This is a simplified version of a query we are running where we need to find all rows in the main parent table where the child rows match. The query below returns no results when one of the child tables is empty.
The main table has two child tables:
CREATE TABLE main (id INT PRIMARY KEY, name VARCHAR(8));
CREATE TABLE child1(id INT PRIMARY KEY, main_id int, name VARCHAR(8));
ALTER TABLE child1 add constraint fk_child1_main foreign key (main_id) references main (id);
CREATE TABLE child2(id INT PRIMARY KEY, main_id int, name VARCHAR(8));
ALTER TABLE child2 add constraint fk_child2_main foreign key (main_id) references main (id);
INSERT INTO main (id, name) VALUES (1, 'main');
INSERT INTO child1 (id, main_id, name) VALUES (2, 1, 'child1');
There are no rows in child2 and the following query returns no rows when it is empty:
SELECT
main.*
FROM
main
INNER JOIN
child1
ON
main.id = child1.main_id
INNER JOIN
child2
ON
main.id = child2.main_id
WHERE
child1.name = 'child1' OR
child2.name = 'DOES NOT EXIST';
If a row is added to child2, even if it doesn't match the WHERE clause, then the SELECT does return the row in the main table.

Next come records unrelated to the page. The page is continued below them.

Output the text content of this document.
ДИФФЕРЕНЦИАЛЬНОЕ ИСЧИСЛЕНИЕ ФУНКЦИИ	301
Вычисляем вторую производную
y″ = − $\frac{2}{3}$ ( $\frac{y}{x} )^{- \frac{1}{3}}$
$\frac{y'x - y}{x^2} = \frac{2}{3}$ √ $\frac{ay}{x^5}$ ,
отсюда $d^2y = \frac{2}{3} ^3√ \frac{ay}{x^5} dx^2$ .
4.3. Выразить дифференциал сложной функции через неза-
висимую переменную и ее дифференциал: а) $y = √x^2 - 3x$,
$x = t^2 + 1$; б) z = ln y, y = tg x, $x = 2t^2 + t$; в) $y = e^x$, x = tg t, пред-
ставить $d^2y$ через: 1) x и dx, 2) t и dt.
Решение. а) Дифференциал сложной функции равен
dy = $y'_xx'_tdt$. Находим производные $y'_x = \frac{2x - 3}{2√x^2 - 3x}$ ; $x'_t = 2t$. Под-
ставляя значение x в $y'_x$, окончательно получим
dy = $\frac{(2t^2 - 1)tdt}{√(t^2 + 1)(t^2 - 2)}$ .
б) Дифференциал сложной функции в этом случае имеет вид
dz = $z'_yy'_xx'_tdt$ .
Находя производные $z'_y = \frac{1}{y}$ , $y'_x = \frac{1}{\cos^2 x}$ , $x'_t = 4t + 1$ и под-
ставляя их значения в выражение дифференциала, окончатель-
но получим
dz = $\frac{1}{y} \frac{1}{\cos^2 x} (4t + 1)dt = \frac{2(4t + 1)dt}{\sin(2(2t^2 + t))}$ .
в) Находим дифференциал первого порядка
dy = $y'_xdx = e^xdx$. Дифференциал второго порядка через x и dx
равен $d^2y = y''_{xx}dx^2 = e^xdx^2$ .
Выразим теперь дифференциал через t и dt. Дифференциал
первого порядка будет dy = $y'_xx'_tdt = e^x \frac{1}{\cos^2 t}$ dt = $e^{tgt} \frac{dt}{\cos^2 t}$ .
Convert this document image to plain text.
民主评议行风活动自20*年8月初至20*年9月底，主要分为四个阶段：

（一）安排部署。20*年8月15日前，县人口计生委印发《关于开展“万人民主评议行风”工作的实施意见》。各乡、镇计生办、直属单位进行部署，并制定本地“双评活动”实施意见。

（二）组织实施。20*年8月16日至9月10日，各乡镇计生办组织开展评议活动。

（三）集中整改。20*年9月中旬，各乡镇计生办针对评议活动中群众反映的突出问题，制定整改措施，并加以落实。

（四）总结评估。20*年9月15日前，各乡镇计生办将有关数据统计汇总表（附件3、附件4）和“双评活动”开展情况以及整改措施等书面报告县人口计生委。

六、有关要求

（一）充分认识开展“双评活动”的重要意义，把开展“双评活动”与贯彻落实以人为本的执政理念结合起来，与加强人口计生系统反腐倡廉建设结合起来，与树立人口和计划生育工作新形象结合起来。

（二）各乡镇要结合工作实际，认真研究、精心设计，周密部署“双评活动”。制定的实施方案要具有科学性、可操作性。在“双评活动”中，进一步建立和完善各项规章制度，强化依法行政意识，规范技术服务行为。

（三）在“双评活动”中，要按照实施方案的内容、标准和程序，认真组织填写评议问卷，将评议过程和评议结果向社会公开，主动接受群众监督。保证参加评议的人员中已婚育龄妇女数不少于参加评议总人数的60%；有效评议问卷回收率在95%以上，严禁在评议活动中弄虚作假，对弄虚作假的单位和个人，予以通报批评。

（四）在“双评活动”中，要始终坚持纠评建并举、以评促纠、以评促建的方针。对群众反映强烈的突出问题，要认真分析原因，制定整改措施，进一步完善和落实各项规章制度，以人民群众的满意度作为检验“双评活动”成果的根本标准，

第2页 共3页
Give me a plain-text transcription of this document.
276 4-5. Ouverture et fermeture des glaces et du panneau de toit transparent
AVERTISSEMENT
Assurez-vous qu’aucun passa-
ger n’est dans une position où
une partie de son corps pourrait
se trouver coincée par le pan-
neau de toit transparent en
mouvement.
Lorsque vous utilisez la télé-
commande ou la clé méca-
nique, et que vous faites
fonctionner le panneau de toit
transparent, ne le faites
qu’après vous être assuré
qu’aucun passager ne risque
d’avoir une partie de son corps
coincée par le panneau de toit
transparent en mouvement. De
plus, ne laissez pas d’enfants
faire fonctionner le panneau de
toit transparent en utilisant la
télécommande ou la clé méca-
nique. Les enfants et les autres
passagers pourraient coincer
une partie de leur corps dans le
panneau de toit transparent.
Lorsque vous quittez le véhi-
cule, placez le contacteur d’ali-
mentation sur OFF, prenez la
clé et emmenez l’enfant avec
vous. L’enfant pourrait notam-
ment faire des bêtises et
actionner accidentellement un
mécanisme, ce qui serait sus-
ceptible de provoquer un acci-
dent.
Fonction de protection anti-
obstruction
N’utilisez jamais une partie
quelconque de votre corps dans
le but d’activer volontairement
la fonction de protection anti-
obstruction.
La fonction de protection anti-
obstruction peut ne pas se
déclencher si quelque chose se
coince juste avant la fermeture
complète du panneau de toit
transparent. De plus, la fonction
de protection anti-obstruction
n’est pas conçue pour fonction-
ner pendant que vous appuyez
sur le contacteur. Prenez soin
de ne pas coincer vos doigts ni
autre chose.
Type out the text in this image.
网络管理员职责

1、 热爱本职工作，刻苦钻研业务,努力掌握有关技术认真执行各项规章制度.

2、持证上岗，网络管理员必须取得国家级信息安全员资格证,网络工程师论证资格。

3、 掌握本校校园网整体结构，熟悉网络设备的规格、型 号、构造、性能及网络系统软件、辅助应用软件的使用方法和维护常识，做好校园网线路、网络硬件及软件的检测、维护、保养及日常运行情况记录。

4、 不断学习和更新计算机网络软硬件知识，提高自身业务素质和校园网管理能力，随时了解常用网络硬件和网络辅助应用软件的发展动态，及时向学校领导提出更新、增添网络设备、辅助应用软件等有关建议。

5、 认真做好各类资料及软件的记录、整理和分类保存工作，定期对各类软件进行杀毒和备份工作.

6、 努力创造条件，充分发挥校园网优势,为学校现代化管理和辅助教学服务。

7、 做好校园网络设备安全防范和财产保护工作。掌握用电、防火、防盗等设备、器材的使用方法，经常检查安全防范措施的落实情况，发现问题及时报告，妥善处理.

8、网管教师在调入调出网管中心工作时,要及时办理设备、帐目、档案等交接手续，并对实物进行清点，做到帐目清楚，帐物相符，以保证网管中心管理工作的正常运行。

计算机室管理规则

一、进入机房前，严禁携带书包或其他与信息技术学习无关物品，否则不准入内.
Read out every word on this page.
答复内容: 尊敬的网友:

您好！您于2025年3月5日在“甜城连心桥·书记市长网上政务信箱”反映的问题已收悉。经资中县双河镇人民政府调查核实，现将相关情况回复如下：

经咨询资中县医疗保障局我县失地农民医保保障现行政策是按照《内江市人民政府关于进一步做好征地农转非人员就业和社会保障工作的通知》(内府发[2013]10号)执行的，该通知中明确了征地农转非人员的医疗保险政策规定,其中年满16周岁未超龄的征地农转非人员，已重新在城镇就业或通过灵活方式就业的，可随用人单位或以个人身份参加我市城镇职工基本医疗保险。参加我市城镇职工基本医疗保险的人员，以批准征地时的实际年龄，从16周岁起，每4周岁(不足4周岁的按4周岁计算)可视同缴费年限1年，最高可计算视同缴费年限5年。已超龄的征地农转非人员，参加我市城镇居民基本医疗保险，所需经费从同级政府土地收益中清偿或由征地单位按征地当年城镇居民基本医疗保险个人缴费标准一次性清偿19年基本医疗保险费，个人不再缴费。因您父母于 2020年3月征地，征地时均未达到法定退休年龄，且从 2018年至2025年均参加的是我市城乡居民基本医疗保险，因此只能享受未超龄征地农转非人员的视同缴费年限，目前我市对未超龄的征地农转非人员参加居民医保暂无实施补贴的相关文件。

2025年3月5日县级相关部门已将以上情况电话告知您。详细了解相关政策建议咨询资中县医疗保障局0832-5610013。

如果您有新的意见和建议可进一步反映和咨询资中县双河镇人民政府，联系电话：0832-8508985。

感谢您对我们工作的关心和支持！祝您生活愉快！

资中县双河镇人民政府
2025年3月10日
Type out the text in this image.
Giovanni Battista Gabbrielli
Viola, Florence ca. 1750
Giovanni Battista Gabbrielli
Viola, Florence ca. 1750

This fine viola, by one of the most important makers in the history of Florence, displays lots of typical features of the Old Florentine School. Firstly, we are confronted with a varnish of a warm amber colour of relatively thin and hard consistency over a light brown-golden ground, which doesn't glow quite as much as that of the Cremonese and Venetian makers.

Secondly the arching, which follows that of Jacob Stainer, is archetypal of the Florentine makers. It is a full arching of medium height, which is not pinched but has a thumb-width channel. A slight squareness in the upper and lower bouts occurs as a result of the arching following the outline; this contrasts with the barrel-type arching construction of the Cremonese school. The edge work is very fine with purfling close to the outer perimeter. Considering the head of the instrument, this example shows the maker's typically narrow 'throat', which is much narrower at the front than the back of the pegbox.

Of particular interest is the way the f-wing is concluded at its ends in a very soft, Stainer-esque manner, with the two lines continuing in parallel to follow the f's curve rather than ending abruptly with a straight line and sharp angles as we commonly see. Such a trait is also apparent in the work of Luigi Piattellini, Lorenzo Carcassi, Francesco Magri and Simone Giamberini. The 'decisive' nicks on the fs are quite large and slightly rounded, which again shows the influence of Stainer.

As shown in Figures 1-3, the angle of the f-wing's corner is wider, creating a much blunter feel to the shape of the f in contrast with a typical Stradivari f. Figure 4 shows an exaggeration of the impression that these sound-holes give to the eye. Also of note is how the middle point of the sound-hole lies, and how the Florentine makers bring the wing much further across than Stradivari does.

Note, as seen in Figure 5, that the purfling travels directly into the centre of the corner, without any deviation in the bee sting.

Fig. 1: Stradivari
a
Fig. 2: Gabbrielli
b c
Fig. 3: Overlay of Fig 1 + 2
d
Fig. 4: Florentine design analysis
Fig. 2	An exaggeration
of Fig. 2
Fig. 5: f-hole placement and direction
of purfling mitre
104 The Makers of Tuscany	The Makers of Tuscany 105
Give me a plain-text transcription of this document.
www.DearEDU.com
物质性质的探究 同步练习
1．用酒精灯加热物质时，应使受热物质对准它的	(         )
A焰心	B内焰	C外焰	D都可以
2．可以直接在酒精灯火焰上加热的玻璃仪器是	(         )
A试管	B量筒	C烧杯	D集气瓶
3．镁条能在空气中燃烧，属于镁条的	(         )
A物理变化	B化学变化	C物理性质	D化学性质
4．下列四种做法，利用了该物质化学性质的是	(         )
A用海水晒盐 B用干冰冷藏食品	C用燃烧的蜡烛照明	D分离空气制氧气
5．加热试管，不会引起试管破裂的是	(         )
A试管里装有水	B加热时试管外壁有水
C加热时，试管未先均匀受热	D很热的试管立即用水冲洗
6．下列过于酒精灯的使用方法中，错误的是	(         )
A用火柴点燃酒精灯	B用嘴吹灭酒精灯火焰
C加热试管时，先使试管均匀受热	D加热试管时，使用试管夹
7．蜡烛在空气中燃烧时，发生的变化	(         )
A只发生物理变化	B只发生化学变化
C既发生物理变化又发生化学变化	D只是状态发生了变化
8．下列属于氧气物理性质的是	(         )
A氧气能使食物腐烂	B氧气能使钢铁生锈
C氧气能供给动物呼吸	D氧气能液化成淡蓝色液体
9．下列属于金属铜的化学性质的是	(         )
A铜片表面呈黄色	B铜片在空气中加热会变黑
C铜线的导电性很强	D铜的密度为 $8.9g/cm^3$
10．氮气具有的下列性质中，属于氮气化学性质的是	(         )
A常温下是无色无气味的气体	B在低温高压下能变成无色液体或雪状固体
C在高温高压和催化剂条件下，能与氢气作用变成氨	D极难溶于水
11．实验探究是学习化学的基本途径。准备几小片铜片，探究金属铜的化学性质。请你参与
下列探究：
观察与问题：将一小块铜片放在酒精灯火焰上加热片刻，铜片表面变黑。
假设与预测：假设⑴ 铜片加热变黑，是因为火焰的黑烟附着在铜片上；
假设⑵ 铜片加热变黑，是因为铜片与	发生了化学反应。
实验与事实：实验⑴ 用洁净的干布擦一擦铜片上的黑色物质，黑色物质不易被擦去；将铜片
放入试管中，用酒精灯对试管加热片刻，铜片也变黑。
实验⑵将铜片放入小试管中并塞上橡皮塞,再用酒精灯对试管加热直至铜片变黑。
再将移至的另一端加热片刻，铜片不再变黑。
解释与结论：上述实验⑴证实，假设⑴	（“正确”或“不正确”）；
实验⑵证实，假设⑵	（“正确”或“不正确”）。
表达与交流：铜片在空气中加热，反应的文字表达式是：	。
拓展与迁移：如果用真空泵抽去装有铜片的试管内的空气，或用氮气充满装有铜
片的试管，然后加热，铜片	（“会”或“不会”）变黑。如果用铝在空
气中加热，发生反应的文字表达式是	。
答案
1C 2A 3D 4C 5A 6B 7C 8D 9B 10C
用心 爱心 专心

INSERT INTO child2 (id, main_id, name) VALUES (4, 1, 'child2');
I've tested this on Derby and SQLite, so this looks to be something general with databases.
Why is this behaving this way?
What can I do to fix it?
I could change to UNION separate SELECTs, but that's much more verbose, and plus, we're generating the SQL dynamically and I'd rather not have to change our code.
Another fix is just to add a dumb row to the database, but that's messy.
PS The main table is a session table in an asset management system that records the assets that clients look up. There are different types of lookups and each kind gets a separate child table, plus there is an attributes child table for key/value pairs for the session that can be searched on.